Pour comprendre pourquoi, regardez du côté opposé du spectre des soins de santé de rare. Dans les plus grands espaces de soins de santé chroniques – diabète, tension artérielle, santé mentale, contrôle des naissances – les marques ont tellement de d’Amérique à choisir, il y a une certaine liberté de se tromper. Bien sûr, pas de marque veut se tromper, mais le volume s’accumule dans la possibilité d’échouer. Le test et l’apprentissage peuvent essayer des options audacieuses qui tombent dans le territoire “aimer ou détester”. L’optimisation peut rechercher l’audience la plus réactive avec le coût par conversion le plus bas et s’adresser uniquement à elle.

Lorsqu’il s’agit de patients et de soignants rares, vous n’avez tout simplement pas ces options. Vous prospectez là où le ciblage montre un volume décent, élargissant probablement le filet pour aller un peu plus haut dans l’entonnoir, puis donnez à chaque prospect semi-qualifié le traitement des gants blancs.

La plupart des marques rares incluent au moins un son surround différencié et attentionné qui correspond à un cadre de stratégie de contenu large. Dernièrement, nous voyons quelques rares marques aller jusqu’à l’omnicanal.

La nature unique des besoins en marketing relationnel des publics de consommateurs rares ne peut être surestimée.

  • RÉPUTATION DE PETITE VILLE : Ces patients/soignants ont souvent une communauté établie, et ils y parleront de vous. Lorsque vous pensez au groupe Facebook existant, au subreddit ou au groupe de défense d’une maladie rare, pensez-y comme à une petite ville – les commérages voyagent vite, bons et mauvais. Essayez de leur donner quelque chose de bon à raconter.
  • DIG DEEP & DELIVER : ces patients/soignants sont à une certaine étape de l’Odyssée diagnostique de rare (le processus épuisant d’être correctement diagnostiqué et traité). Bien que la consumérisation des soins de santé s’applique à tous les niveaux, ces patients et soignants peuvent en savoir plus que leurs professionnels de la santé sur leur état. Si vous leur donnez les mêmes bases trouvées dans les deux premières pages d’une recherche Google sur la condition, ils ne seront pas impressionnés : vous devez apporter plus à la table.
  • RESPECTEZ LES DONNÉES QUANT : Quelles que soient les données significatives que vous pouvez trouver, adorez-les. Par exemple, il y a souvent un gouffre entre les informations que ces patients/soignants recherchent et le contenu existant.
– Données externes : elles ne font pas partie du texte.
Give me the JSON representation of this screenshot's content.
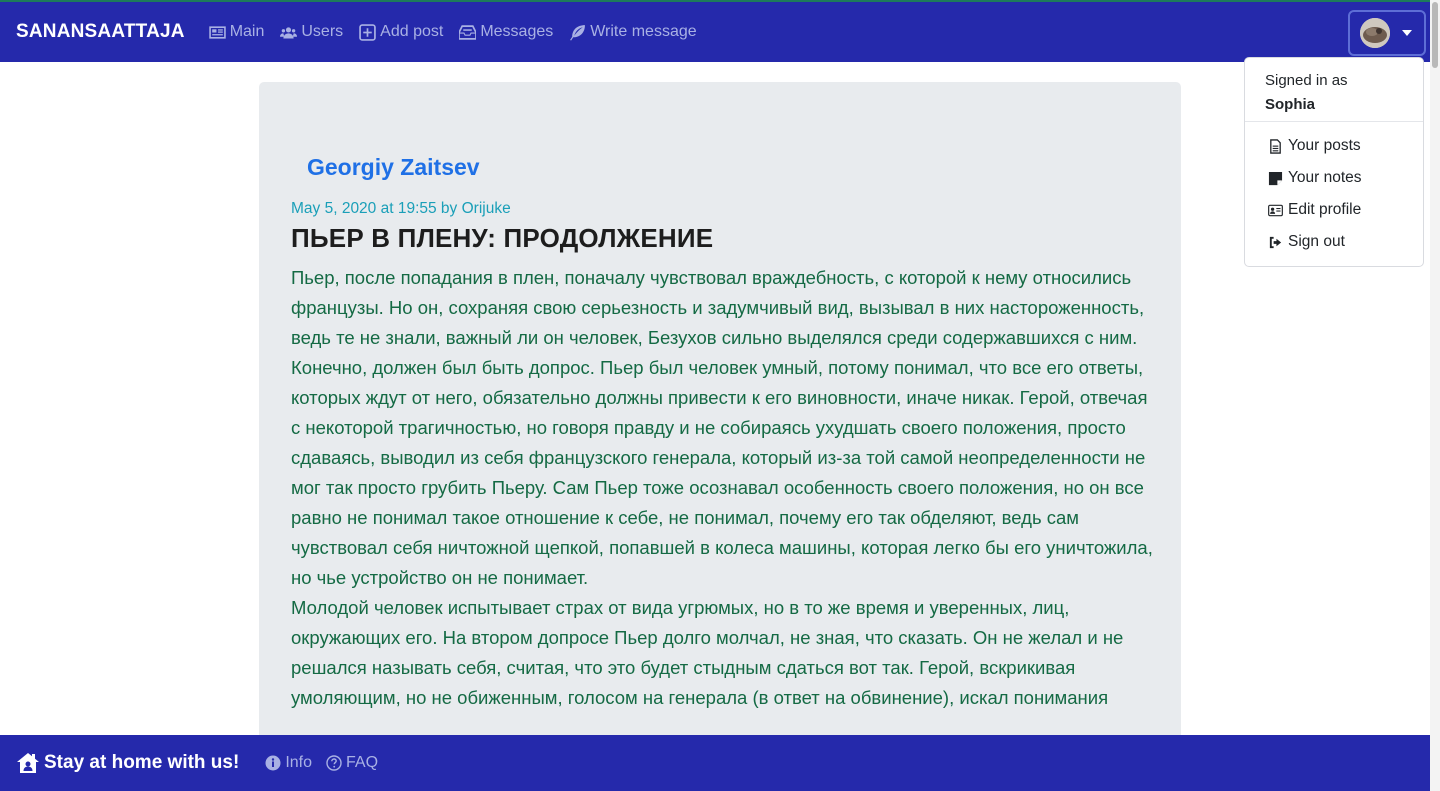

Il existe une excellente opportunité pour les marques désireuses de s’étirer un peu pour répondre à ces besoins de contenu et d’intégrer des sujets découverts par la recherche dans leur cadre de stratégie de contenu… même si ces sujets n’ont pas proposé de panels de patients et ne résonnent pas avec ce petit bassin.

Si tous ceux qui guident le marketing des patients rares n’enlèvent que ces trois balles (considérez la réputation de votre petite ville, creusez profondément et fournissez du contenu, et respectez les données quantitatives dont vous disposez), les patients rares seront mieux placés. Et compte tenu du parcours qu’ils ont parcouru, nous leur devons vraiment d’être à la hauteur.

Connectez-vous : www.linkedin.com/in/corinakellam/


[i] https://www.cdc.gov/chronicdisease/index.htm

Corina Kellam

Chez Ogilvy Health, Corina dirige l’offre d’expérience et d’innovation, qui comprend l’analytique, l’engagement et la technologie. Elle a travaillé dans tout le spectre des soins de santé, y compris 17 des 20 plus grandes sociétés pharmaceutiques, ainsi que des systèmes hospitaliers, des payeurs et des marques de bien-être. Elle se spécialise à s’assurer que les clients répondent à leurs besoins stratégiques. Cela inclut la construction des bonnes fondations, l’exécution efficace, la mesure méticuleuse et l’optimisation réfléchie. Si ce n’est pas bon pour l’utilisateur final et ce n’est pas bon pour le client, ce n’est pas la bonne expérience.